As the president spoke, First Lady Melania Trump visited Cincinnati Children’s Hospital Medical Center. The First Lady spoke to doctors who treat babies born to opioid-addicted mothers.
During his speech the president said the nation will “prevail” in its battle against the opioid addiction crisis.
“We have to stop drugs from pouring across our border,” he said.
U.S. Rep. Jim Rennaci, R-Wadsworth, accompanied Trump to Ohio on Air Force One, along with Treasury Secretary Steven Mnuchin, and they joined U.S. Sen. Rob Portman, R-Ohio, on the tour of Sheffer.
Several reporters shouted questions but Trump did not answer as he spoke to company employees about equipment and tools.
Fellow elected Republicans in the audience included Ohio Lt. Gov. Mary Taylor, who is running for governor; and Ohio Secretary of State Jon Husted, who is running for lieutenant governor on a ticket with Ohio Attorney General Mike DeWine. The White House did not provide a crowd estimate.
Renacci, who left the race for governor to run in the Republican primary for U.S. Senate against Cleveland businessman Mike Gibbons, has said he entered the race because Trump asked him too. Trump called Renacci “a terrific guy and a friend of mine from day one.”
He did not offer an outright endorsement, but at one point said of Renacci: “We want to get Jim in.’
Of Renacci’s possible opponent in November, Sen. Sherrod Brown, D-Ohio, Trump said, “Senator Brown voted against us” on the tax cut. “Just remember that — he voted against you.”

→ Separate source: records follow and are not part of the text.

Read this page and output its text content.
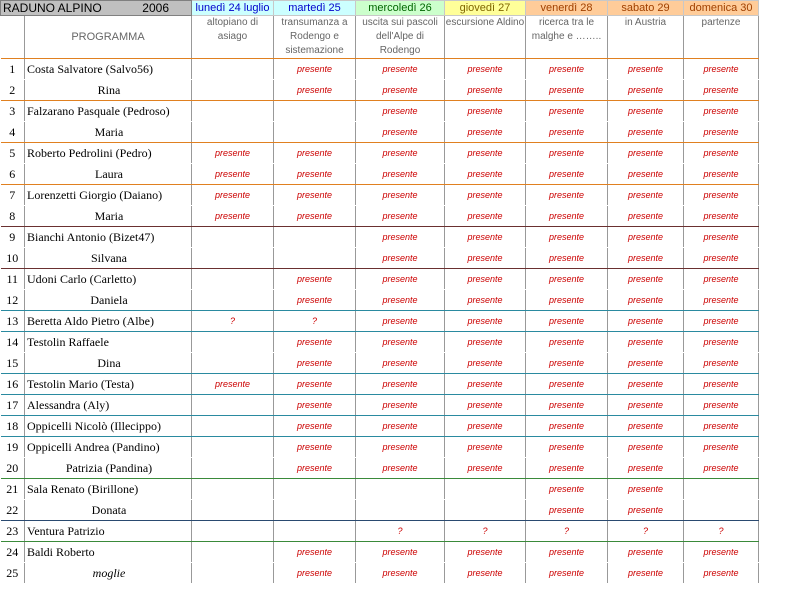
RADUNO ALPINO 2006		lunedì 24 luglio	martedì 25	mercoledì 26	giovedì 27	venerdì 28	sabato 29	domenica 30
	PROGRAMMA	altopiano di asiago	transumanza a Rodengo e sistemazione	uscita sui pascoli dell'Alpe di Rodengo	escursione Aldino	ricerca tra le malghe e ……..	in Austria	partenze
1	Costa Salvatore (Salvo56)		presente	presente	presente	presente	presente	presente
2	Rina		presente	presente	presente	presente	presente	presente
3	Falzarano Pasquale (Pedroso)			presente	presente	presente	presente	presente
4	Maria			presente	presente	presente	presente	presente
5	Roberto Pedrolini (Pedro)	presente	presente	presente	presente	presente	presente	presente
6	Laura	presente	presente	presente	presente	presente	presente	presente
7	Lorenzetti Giorgio (Daiano)	presente	presente	presente	presente	presente	presente	presente
8	Maria	presente	presente	presente	presente	presente	presente	presente
9	Bianchi Antonio (Bizet47)			presente	presente	presente	presente	presente
10	Silvana			presente	presente	presente	presente	presente
11	Udoni Carlo (Carletto)		presente	presente	presente	presente	presente	presente
12	Daniela		presente	presente	presente	presente	presente	presente
13	Beretta Aldo Pietro (Albe)	?	?	presente	presente	presente	presente	presente
14	Testolin Raffaele		presente	presente	presente	presente	presente	presente
15	Dina		presente	presente	presente	presente	presente	presente
16	Testolin Mario (Testa)	presente	presente	presente	presente	presente	presente	presente
17	Alessandra (Aly)		presente	presente	presente	presente	presente	presente
18	Oppicelli Nicolò (Illecippo)		presente	presente	presente	presente	presente	presente
19	Oppicelli Andrea (Pandino)		presente	presente	presente	presente	presente	presente
20	Patrizia (Pandina)		presente	presente	presente	presente	presente	presente
21	Sala Renato (Birillone)					presente	presente	
22	Donata					presente	presente	
23	Ventura Patrizio			?	?	?	?	?
24	Baldi Roberto		presente	presente	presente	presente	presente	presente
25	moglie		presente	presente	presente	presente	presente	presente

Trump applauded Sheffer employees for their grit, pride and determination “to do the job right” and he brought several business leaders and two employees up to talk about the tax cuts
Matt Schron, general manager Cleveland-based Jergens Inc., said the tax cut allows his company to spend more money on employees and its facility and to hire more people.
Air Force One landed at Lunken Airport around 1:30 p.m.
Portman was waiting to meet the Trumps at the airport. Ohio Gov. John Kasich, who has been highly critcial of Trump since he ran against him for president, was not at the airport.
Staff writer Jack Torry contributed to this report.